Mi spiego meglio. Altrove, ad esempio in Francia o in altri stati
europei (in particolare nei paesi scandinavi) la presenza maschile è
più consistente e, in alcuni casi (si pensi alla Norvegia), è
addirittura massiccia. La ragione si intuisce e si spiega facilmente.
In tali paesi gli emolumenti assegnati agli insegnanti sono più
appetibili e convenienti, per cui gli uomini aspirano in maggior numero
ai posti di insegnamento, a differenza del nostro paese, dove gli
stipendi retribuiti alla classe magistrale sono a dir poco indecenti.

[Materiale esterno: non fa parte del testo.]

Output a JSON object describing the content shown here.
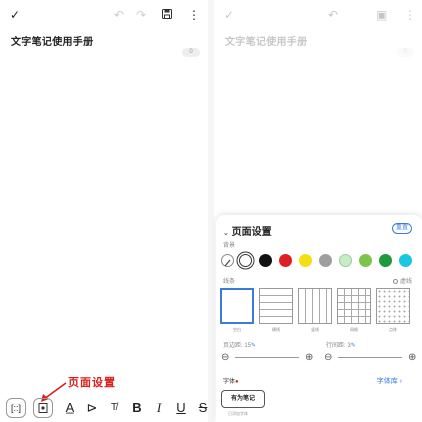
{
  "left": {
    "title": "文字笔记使用手册",
    "word_count_badge": "0",
    "annotation": "页面设置"
  },
  "right": {
    "title": "文字笔记使用手册",
    "word_count_badge": "0"
  },
  "toolbar": {
    "icons": [
      "expand-icon",
      "page-setting-icon",
      "text-color-icon",
      "highlighter-icon",
      "format-clear-icon",
      "bold-icon",
      "italic-icon",
      "underline-icon",
      "strikethrough-icon"
    ],
    "bold": "B",
    "italic": "I",
    "underline": "U",
    "strike": "S"
  },
  "panel": {
    "title": "页面设置",
    "reset": "重置",
    "background_label": "背景",
    "lines_label": "线条",
    "dashed_label": "虚线",
    "swatch_colors": [
      "#ffffff",
      "#111111",
      "#e02020",
      "#f4e012",
      "#9e9e9e",
      "#c8ecc8",
      "#7cc44a",
      "#1e9a3c",
      "#18c8e0"
    ],
    "patterns": [
      {
        "label": "空白"
      },
      {
        "label": "横线"
      },
      {
        "label": "竖线"
      },
      {
        "label": "网格"
      },
      {
        "label": "点阵"
      }
    ],
    "margin_label": "页边距",
    "margin_value": "15",
    "line_spacing_label": "行间距",
    "line_spacing_value": "3",
    "font_label": "字体",
    "font_library": "字体库",
    "font_chip": "有为笔记",
    "font_chip_sub": "已添加字体"
  },
  "colors": {
    "accent": "#3b7be0",
    "annotation": "#d92020"
  }
}
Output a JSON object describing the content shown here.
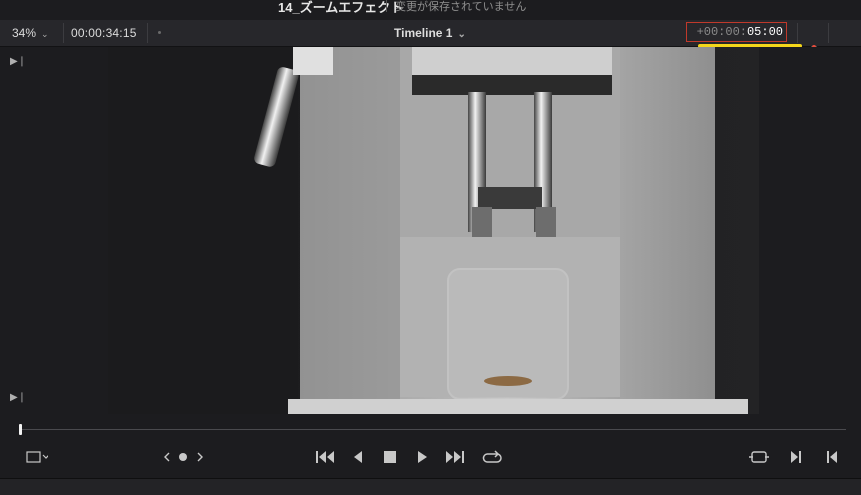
{
  "header": {
    "project_title": "14_ズームエフェクト",
    "save_status": "変更が保存されていません"
  },
  "toolbar": {
    "zoom_level": "34%",
    "source_timecode": "00:00:34:15",
    "timeline_name": "Timeline 1",
    "duration_prefix": "+00:00:",
    "duration_value": "05:00"
  },
  "colors": {
    "accent_highlight": "#f4d61a",
    "duration_border": "#c0392b"
  },
  "transport": {
    "icons": [
      "crop-icon",
      "nav-left-icon",
      "nav-dot-icon",
      "nav-right-icon",
      "first-frame-icon",
      "step-back-icon",
      "stop-icon",
      "play-icon",
      "last-frame-icon",
      "loop-icon",
      "match-frame-icon",
      "in-point-icon",
      "out-point-icon"
    ]
  }
}
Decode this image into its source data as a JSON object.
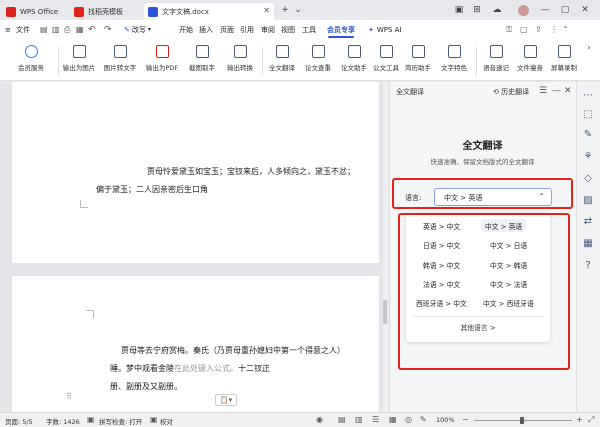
{
  "titlebar": {
    "tabs": [
      {
        "label": "WPS Office",
        "color": "#d9251c"
      },
      {
        "label": "找稻壳模板",
        "color": "#e0241b"
      },
      {
        "label": "文字文稿.docx",
        "color": "#2b55d6"
      }
    ],
    "new_tab": "+",
    "tab_menu": "⌄"
  },
  "menubar": {
    "file": "文件",
    "undo_redo": [
      "↶",
      "↷"
    ],
    "rewrite": "改写",
    "items": [
      "开始",
      "插入",
      "页面",
      "引用",
      "审阅",
      "视图",
      "工具",
      "会员专享"
    ],
    "wps_ai": "WPS AI"
  },
  "ribbon": {
    "items": [
      "会员服务",
      "输出为图片",
      "图片转文字",
      "输出为PDF",
      "截图取字",
      "输出转换",
      "全文翻译",
      "论文查重",
      "论文助手",
      "公文工具",
      "简历助手",
      "文字特色",
      "语音速记",
      "文件瘦身",
      "屏幕录制"
    ]
  },
  "document": {
    "page1": {
      "line1": "贾母怜爱黛玉如宝玉；宝钗来后，人多倾向之，黛玉不忿；",
      "line2": "偏于黛玉；二人因亲密后生口角"
    },
    "page2": {
      "line1": "贾母等去宁府赏梅。秦氏（乃贾母重孙媳妇中第一个得意之人）",
      "line2_a": "睡。梦中观看金陵",
      "line2_placeholder": "在此处键入公式。",
      "line2_b": "十二钗正",
      "line3": "册、副册及又副册。"
    }
  },
  "panel": {
    "header": "全文翻译",
    "history": "历史翻译",
    "title": "全文翻译",
    "subtitle": "快速准确、保留文档版式的全文翻译",
    "language_label": "语言:",
    "language_value": "中文 > 英语",
    "options": [
      {
        "left": "英语 > 中文",
        "right": "中文 > 英语"
      },
      {
        "left": "日语 > 中文",
        "right": "中文 > 日语"
      },
      {
        "left": "韩语 > 中文",
        "right": "中文 > 韩语"
      },
      {
        "left": "法语 > 中文",
        "right": "中文 > 法语"
      },
      {
        "left": "西班牙语 > 中文",
        "right": "中文 > 西班牙语"
      }
    ],
    "more": "其他语言 >"
  },
  "statusbar": {
    "page": "页面: 5/5",
    "words": "字数: 1426",
    "spell": "拼写检查: 打开",
    "proof": "校对",
    "zoom": "100%"
  },
  "colors": {
    "accent": "#2b55d6",
    "highlight": "#e0241b"
  }
}
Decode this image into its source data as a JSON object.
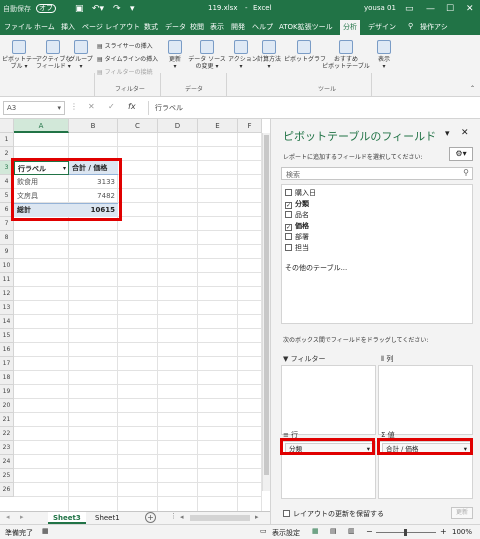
{
  "titlebar": {
    "autosave": "自動保存",
    "autosave_state": "オフ",
    "filename": "119.xlsx",
    "app": "Excel",
    "user": "yousa 01"
  },
  "tabs": [
    "ファイル",
    "ホーム",
    "挿入",
    "ページ レイアウト",
    "数式",
    "データ",
    "校閲",
    "表示",
    "開発",
    "ヘルプ",
    "ATOK拡張ツール",
    "分析",
    "デザイン"
  ],
  "active_tab": "分析",
  "tell_me": "操作アシ",
  "ribbon": {
    "pivot_table": "ピボットテー\nブル ▾",
    "active_field": "アクティブな\nフィールド ▾",
    "group": "グループ\n▾",
    "insert_slicer": "スライサーの挿入",
    "insert_timeline": "タイムラインの挿入",
    "filter_connections": "フィルターの接続",
    "filter_group": "フィルター",
    "refresh": "更新\n▾",
    "change_source": "データ ソース\nの変更 ▾",
    "data_group": "データ",
    "actions": "アクション\n▾",
    "calculations": "計算方法\n▾",
    "pivot_chart": "ピボットグラフ",
    "recommended": "おすすめ\nピボットテーブル",
    "tools_group": "ツール",
    "show": "表示\n▾"
  },
  "formula_bar": {
    "namebox": "A3",
    "cancel": "✕",
    "enter": "✓",
    "fx": "fx",
    "content": "行ラベル"
  },
  "columns": [
    "A",
    "B",
    "C",
    "D",
    "E",
    "F"
  ],
  "rows": [
    "1",
    "2",
    "3",
    "4",
    "5",
    "6",
    "7",
    "8",
    "9",
    "10",
    "11",
    "12",
    "13",
    "14",
    "15",
    "16",
    "17",
    "18",
    "19",
    "20",
    "21",
    "22",
    "23",
    "24",
    "25",
    "26"
  ],
  "pivot": {
    "header_row_label": "行ラベル",
    "header_value": "合計 / 価格",
    "rows": [
      {
        "label": "飲食用",
        "value": "3133"
      },
      {
        "label": "文房具",
        "value": "7482"
      }
    ],
    "total_label": "総計",
    "total_value": "10615"
  },
  "sheets": [
    "Sheet3",
    "Sheet1"
  ],
  "active_sheet": "Sheet3",
  "status": {
    "ready": "準備完了",
    "display_settings": "表示設定",
    "zoom": "100%"
  },
  "pane": {
    "title": "ピボットテーブルのフィールド",
    "subtitle": "レポートに追加するフィールドを選択してください:",
    "search_placeholder": "検索",
    "fields": [
      {
        "name": "購入日",
        "checked": false,
        "bold": false
      },
      {
        "name": "分類",
        "checked": true,
        "bold": true
      },
      {
        "name": "品名",
        "checked": false,
        "bold": false
      },
      {
        "name": "価格",
        "checked": true,
        "bold": true
      },
      {
        "name": "部署",
        "checked": false,
        "bold": false
      },
      {
        "name": "担当",
        "checked": false,
        "bold": false
      }
    ],
    "other_tables": "その他のテーブル...",
    "drag_hint": "次のボックス間でフィールドをドラッグしてください:",
    "filter_label": "フィルター",
    "columns_label": "列",
    "rows_label": "行",
    "values_label": "値",
    "rows_item": "分類",
    "values_item": "合計 / 価格",
    "defer_label": "レイアウトの更新を保留する",
    "update_button": "更新"
  },
  "colors": {
    "excel_green": "#217346",
    "highlight_red": "#e00000",
    "pivot_header_fill": "#dce6f1"
  }
}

Ebbene, lo scarso valore economico riconosciuto alla professione
docente in Italia, deriva almeno in parte dalla eccessiva
femminilizzazione nella scuola. Infatti, le donne che insegnano sono
nella quasi totalità madri e mogli, impegnate ad attendere alle
faccende domestiche e accudire la prole, relegate in ruoli marginali
rispetto ai coniugi, che magari svolgono funzioni più vantaggiose e
remunerative sul piano economico.
Pertanto, le insegnanti che sono anche mogli e madri non hanno molto
tempo, né voglia per dedicarsi ad attività sindacali e sociali, e
tantomeno per occuparsi di politica. Per le medesime ragioni, quando si
tratta di lottare e rivendicare i propri diritti, ottenere
miglioramenti nella propria condizione lavorativa, le insegnanti (mogli
e madri) tendono a sottrarsi e disimpegnarsi in modo decisivo, per cui
il potere contrattuale della categoria si è ridotto progressivamente.
Non a caso le adesioni agli scioperi nel comparto scuola sono più basse
rispetto ad altri settori, laddove la presenza maschile è più alta. Si
pensi ad esempio all’industria metal-meccanica o ad altri ambienti di
lavoro.
Il mio non è un atto d'accusa nei confronti della presenza femminile
nella scuola e nella società italiana, anzi. Il mio intento è
esattamente quello di ridestare le coscienze assopite delle donne,
distratte da troppi impegni familiari e di altro tipo, siano esse
insegnanti, madri e mogli, siano esse indipendenti, perché la
liberazione della società passa anche attraverso l'emancipazione
effettiva delle donne da una condizione di marginalità e subalternità a
cui ancora sono costrette nella società italiana, in vari ambiti
professionali, ma ancor più sul versante del potere politico
decisionale.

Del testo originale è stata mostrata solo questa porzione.